Business council chair Sandy Zubrinich, Anthony Dow of Noosa Council, Brad Williams of RPS and Peter Pallot at the Sunshine Coast Business Council Strategic Direction Discussion 2018 at Ramada Marcoola Resort.
Business council chair Sandy Zubrinich, Anthony Dow of Noosa Council, Brad Williams of RPS and Peter Pallot at the Sunshine Coast Business Council Strategic Direction Discussion 2018 at Ramada Marcoola Resort. Erle Levey

Positive year ahead for Sunshine Coast

THE Sunshine Coast can look forward to a positive 2018 with good growth stories in tourism, health, education and construction.

That was a key conclusion from the Sunshine Coast Business Council Strategic Direction Discussion held at Marcoola this week.

Local government representatives joined with leaders from the Sunshine Coast property, business, tourism and education sectors to discuss the future prosperity of the region.

Sunshine Coast Business Council chair Sandy Zubrinich said the event had considered investment, infrastructure and regional job growth opportunities, and also explored transport initiatives, the economic impact of the University of the Sunshine Coast (USC), challenges to employment and how best to address regional issues at a State and Federal level.

"While there were some concerns raised regarding sluggishness in the retail sector, largely, sentiment is positive for the year ahead," Ms Zubrinich said.

"There have certainly been plenty of good growth stories in the tourism, health, education and construction sectors; however, one of the major discussion points was that each of these areas is experiencing skill shortages."

"While the proposed opening of an Australian Industry Trade College on the Sunshine Coast in 2019 will help to address the issue in the future, and TAFE is already addressing the shortage of skills through their courses, it will be beneficial to gain more insight into where these gaps lie so they can be addressed appropriately."

"Both Sunshine Coast Council and Noosa Council are working with TAFE Queensland East Coast, USC and industry groups to better understand where the shortages are occurring so they can plan for the future."

Ms Zubrinich said there was still some concern around youth unemployment, and widespread agreement that more needed to be done to connect youth into the growing employment opportunities on the Sunshine Coast.  

"One suggestion was to strengthen an appetite and enthusiasm for entrepreneurship among the Sunshine Coast's youth population, and use this work to establish new, innovative businesses locally, or to bolster employee numbers within the region's existing small businesses," Ms Zubrinich said.

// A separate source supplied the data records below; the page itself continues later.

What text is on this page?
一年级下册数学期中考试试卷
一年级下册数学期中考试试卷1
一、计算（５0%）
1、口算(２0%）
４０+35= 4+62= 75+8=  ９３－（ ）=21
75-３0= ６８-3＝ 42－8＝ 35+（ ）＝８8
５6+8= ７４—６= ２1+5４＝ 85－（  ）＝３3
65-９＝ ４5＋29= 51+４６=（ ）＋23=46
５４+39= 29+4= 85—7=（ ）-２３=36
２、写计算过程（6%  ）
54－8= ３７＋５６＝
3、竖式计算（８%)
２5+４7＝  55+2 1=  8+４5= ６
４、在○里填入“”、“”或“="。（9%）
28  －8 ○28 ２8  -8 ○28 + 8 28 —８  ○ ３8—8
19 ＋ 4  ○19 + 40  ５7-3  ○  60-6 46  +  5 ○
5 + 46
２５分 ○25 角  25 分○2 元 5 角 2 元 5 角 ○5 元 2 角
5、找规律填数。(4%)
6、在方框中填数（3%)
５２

"Generation Innovation is an example of this but more can be achieved to connect youth."

"Further to this, it is important that as a region, we are investing in programs that support small and medium-sized enterprises (SMEs) and start-up businesses as a means of helping to stimulate economic growth and job opportunities."

Ms Zubrinich said transport infrastructure projects were once again placed on the agenda, noting that a rapid mass transport solution linking Sunshine Coast communities with Brisbane was considered the highest infrastructure priority for the Sunshine Coast.

"The North Coast Connect Project is in the privileged position of being the only Queensland project shortlisted to potentially win federal government business case funding, and we are looking forward to finding out the three successful national projects, which will be announced later this month," she said.

"This infrastructure would not only benefit the region, but also present significant advantages to the more than one million people living in proximity to the North Coast Line."